In an unprecedented amount of activity on raising wages for tipped workers, Massachusetts, Rhode Island, Maryland, and New Hampshire are expected to hold public hearings for legislation that would eliminate the sub-minimum wage. In Pennsylvania, the legislature is advancing bills that would significantly increase the tipped minimum wage, while Michigan is expected to introduce legislation to eliminate the sub-minimum wage as early as this month.

Nationally, the majority of tipped restaurant workers are women. They use food stamps at double the rate of the rest of the US workforce, are three-times as likely to live in poverty, and endure the worst sexual harassment of any industry with 90% reporting experiencing sexual harassment on the job. The Equal Employment Opportunity Commission has targeted the restaurant industry as the single-largest source of sexual harassment charges with a rate five-times higher than any other industry.

By allowing the restaurant industry to pay a subminimum wage to women — who make up 70% of servers — one of the largest industries in the country teaches countless millions of women, many of whom find their first job in the industry, that their worth is intrinsically linked to enduring forms of harassment and being objectified. The restaurant industry’s low wages and treatment of women is an affront to ALL WOMEN.

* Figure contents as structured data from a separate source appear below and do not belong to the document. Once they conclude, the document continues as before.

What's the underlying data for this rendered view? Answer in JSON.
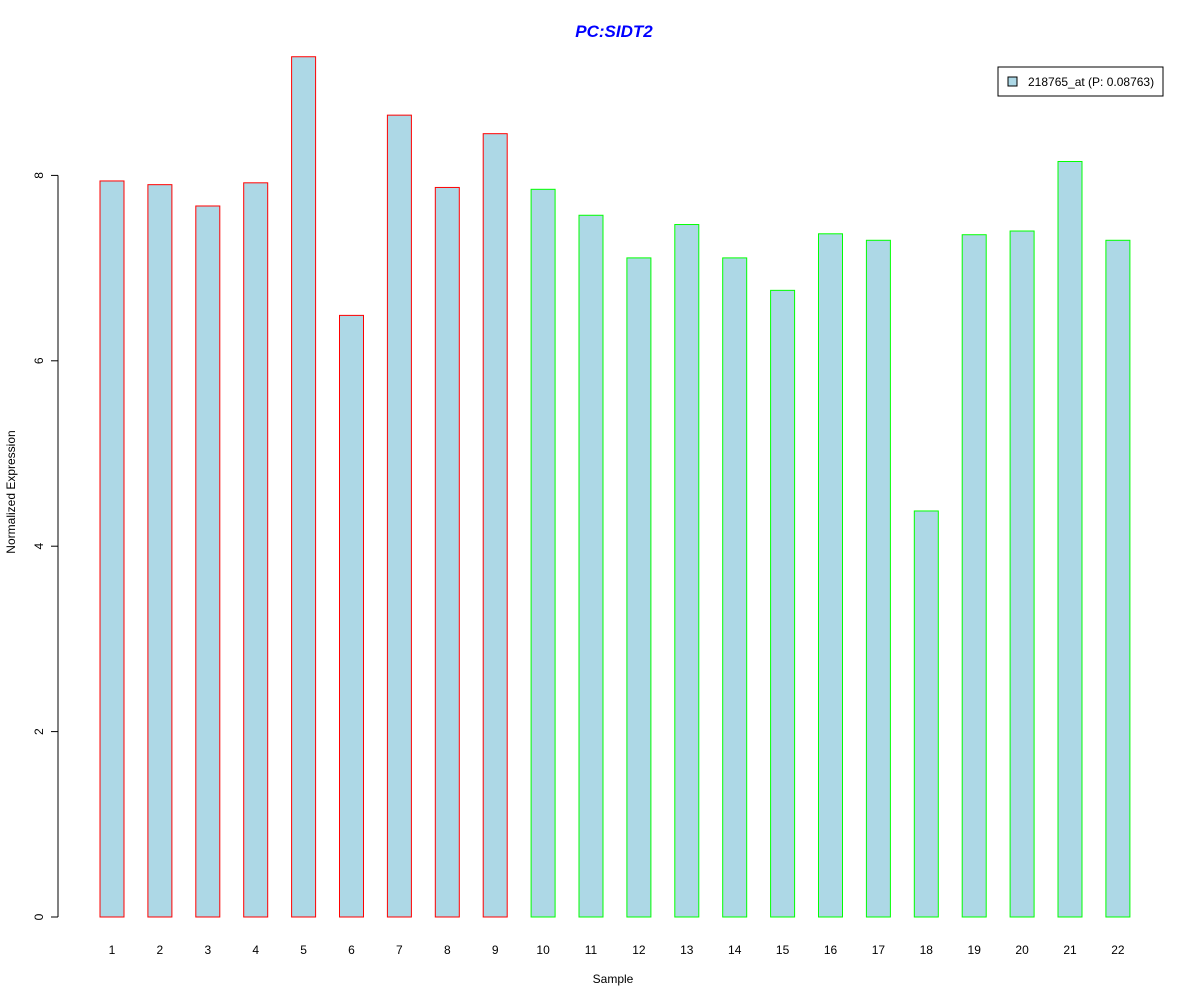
{
  "chart_data": {
    "type": "bar",
    "title": "PC:SIDT2",
    "xlabel": "Sample",
    "ylabel": "Normalized Expression",
    "categories": [
      "1",
      "2",
      "3",
      "4",
      "5",
      "6",
      "7",
      "8",
      "9",
      "10",
      "11",
      "12",
      "13",
      "14",
      "15",
      "16",
      "17",
      "18",
      "19",
      "20",
      "21",
      "22"
    ],
    "series": [
      {
        "name": "218765_at (P: 0.08763)",
        "values": [
          7.94,
          7.9,
          7.67,
          7.92,
          9.28,
          6.49,
          8.65,
          7.87,
          8.45,
          7.85,
          7.57,
          7.11,
          7.47,
          7.11,
          6.76,
          7.37,
          7.3,
          4.38,
          7.36,
          7.4,
          8.15,
          7.3
        ]
      }
    ],
    "group_border_colors": [
      "#ff0000",
      "#ff0000",
      "#ff0000",
      "#ff0000",
      "#ff0000",
      "#ff0000",
      "#ff0000",
      "#ff0000",
      "#ff0000",
      "#00ff00",
      "#00ff00",
      "#00ff00",
      "#00ff00",
      "#00ff00",
      "#00ff00",
      "#00ff00",
      "#00ff00",
      "#00ff00",
      "#00ff00",
      "#00ff00",
      "#00ff00",
      "#00ff00"
    ],
    "bar_fill": "#add8e6",
    "title_color": "#0000ff",
    "y_ticks": [
      "0",
      "2",
      "4",
      "6",
      "8"
    ],
    "ylim": [
      0,
      9.5
    ],
    "grid": false,
    "legend_position": "top-right"
  }
}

Women’s rights leaders and organizations agree that eliminating the two-tiered wage system is an issue of gender-justice; several renowned feminists, including Eve Ensler (Tony Award winning playwright, founder of V-Day and One Billion Rising), Terry O’Neill (President of National Organization for Women), Teresa Younger (CEO of the Ms. Foundation), and other leading women’s rights advocates convened at Olive Garden in Times Square on February 13th, a national day of action led by ROC United to highlight the federal tipped minimum wage being frozen at $2.13 an hour, to demand all restaurants pay an actual living wage.

The two-tiered wage system is broken. ROC United’s ‘One Fair Wage’ campaign can fix it: by winning the fight to raise the lower, tipped minimum wage to match the regular minimum wage, tipped restaurant workers will receive a stable and fair paycheck instead of being forced to live off tips alone.